KINSHASA, Congo (AP) — As votes were counted Monday in Congo’s long-delayed presidential election, the internet was cut across the vast Central African country in an apparent effort by the government to prevent social media…
KINSHASA, Congo (AP) — As votes were counted Monday in Congo’s long-delayed presidential election, the internet was cut across the vast Central African country in an apparent effort by the government to prevent social media speculation about the results after a day of balloting plagued by malfunctioning machines and other problems.
The election was held Sunday to choose a successor to President Joseph Kabila in what could be Congo’s first peaceful, democratic transfer of power since independence from Belgium in 1960. Kabila is stepping down after 18 years.
The country’s two major observer groups deplored the shutting down of the internet, and Bishop Abraham Djamba, head of Congo’s Symocel observation mission, asked the government to restore it.
The official results are to be announced on Jan. 15, though preliminary results are expected within a week.
Election observers reported numerous difficulties on Sunday, though many Congolese showed a calm determination to vote. More than 40 million were registered to cast ballots.
Hundreds of polling places opened hours late because they did not have the needed lists of registered voters. Many voters could not find their names on the lists. And there were problems with more than 500 of the electronic voting machines.

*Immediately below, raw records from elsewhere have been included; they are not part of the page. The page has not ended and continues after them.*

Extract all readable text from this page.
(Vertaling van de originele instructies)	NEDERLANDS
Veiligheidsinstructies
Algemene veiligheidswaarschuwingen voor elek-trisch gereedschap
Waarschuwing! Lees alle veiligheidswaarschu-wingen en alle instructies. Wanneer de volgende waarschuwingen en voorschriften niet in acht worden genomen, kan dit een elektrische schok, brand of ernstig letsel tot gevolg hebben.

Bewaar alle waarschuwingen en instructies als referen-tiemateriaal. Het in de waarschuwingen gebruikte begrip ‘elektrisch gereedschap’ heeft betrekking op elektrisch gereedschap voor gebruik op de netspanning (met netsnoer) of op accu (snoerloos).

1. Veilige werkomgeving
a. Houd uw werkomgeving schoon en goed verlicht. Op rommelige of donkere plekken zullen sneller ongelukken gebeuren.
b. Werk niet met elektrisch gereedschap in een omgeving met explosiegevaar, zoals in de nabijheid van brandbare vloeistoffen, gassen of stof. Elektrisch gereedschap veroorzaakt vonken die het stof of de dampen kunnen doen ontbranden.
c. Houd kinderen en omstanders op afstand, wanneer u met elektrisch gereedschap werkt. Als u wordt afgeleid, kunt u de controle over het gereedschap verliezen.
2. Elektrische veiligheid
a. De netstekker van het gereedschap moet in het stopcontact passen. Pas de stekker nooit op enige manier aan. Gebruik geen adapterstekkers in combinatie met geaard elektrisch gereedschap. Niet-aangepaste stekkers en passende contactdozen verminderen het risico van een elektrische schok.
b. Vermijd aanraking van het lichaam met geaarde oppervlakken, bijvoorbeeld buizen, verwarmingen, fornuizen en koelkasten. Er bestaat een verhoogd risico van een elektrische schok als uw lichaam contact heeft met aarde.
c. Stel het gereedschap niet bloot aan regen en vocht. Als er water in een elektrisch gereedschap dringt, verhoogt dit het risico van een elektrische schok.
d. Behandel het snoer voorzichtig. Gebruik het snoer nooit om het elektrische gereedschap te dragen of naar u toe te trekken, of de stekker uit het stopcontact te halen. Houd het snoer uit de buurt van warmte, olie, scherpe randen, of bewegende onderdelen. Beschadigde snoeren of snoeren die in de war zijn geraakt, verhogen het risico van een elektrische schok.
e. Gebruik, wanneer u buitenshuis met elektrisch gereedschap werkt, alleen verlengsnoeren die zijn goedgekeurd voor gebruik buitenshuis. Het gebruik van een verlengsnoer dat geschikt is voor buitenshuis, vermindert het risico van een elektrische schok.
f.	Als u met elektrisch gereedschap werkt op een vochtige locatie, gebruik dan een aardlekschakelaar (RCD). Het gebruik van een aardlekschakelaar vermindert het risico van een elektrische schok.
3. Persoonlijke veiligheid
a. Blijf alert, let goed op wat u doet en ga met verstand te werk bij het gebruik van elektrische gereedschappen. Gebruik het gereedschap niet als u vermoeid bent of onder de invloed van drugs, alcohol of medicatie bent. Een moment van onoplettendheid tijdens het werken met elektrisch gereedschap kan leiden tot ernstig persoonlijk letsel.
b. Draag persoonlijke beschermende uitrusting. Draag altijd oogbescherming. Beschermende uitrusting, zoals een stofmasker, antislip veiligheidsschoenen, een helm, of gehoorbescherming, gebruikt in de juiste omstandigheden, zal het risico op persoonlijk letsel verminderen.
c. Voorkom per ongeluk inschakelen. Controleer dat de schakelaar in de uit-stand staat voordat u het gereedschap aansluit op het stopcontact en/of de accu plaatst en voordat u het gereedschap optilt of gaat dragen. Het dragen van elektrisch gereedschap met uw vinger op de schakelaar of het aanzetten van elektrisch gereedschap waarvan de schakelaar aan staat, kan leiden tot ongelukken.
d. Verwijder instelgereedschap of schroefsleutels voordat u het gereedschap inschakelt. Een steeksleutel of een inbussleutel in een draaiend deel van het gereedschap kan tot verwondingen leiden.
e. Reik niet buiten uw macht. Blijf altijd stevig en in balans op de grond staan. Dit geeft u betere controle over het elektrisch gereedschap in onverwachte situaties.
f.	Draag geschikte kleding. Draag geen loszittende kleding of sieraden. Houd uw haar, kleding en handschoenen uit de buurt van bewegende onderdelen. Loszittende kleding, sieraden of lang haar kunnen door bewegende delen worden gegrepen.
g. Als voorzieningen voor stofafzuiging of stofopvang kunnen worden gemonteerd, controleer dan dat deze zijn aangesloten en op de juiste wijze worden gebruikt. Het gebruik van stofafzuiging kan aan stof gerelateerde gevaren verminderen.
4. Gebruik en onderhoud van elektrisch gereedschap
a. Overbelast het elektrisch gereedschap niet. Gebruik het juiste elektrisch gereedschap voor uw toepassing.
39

Many polls stayed open into the night to allow those waiting in line to cast ballots. At least one Kinshasa polling station didn’t manage to open until after the official closing time.
Also, the Kabila government decided at the last minute to bar an estimated 1 million people in two opposition-stronghold cities from voting on Sunday, citing the deadly Ebola outbreak in the eastern part of the country.
Among the 21 candidates, top opposition leaders Martin Fayulu and Felix Tshisekedi are challenging Kabila’s preferred successor, former Interior Minister Emmanuel Ramazani Shadary, who is under European Union sanctions for a crackdown on people protesting delays in the election.
The election had been postponed since late 2016, prompting the opposition to charge that Kabila was trying to stay on past his mandate.
At stake is the future of a country that is desperately underdeveloped, with widespread corruption and armed militia groups operating in the east, but also rich in minerals, including those crucial to the world’s smartphones and electric cars.
Parole Kamizelo, 31, of Kinshasa, said he was disappointed in the disorganization of the election.
“You cannot call this an election,” he said. “This is an electoral comedy.”
He said that despite the numerous irregularities reported, “people were determined to vote in masses.” Kamizelo said he expects one of the opposition candidates, Fayulu or Tshisikedi, to win “if we take the will of the people into account without cheating.”
“If Shadary is elected, it would be with a magic trick,” he said.
The government postponed balloting in the cities of Beni and Butembo in the Ebola-stricken east until March, long after Congo’s new leader is inaugurated in January, effectively canceling the votes from those two cities.
However, well over 10,000 people lined up in Beni on Sunday to stage their own election, vowing to deliver the results to the electoral commission. People cast paper ballots and sang in Swahili, “Voting is our right and nobody can stop us.”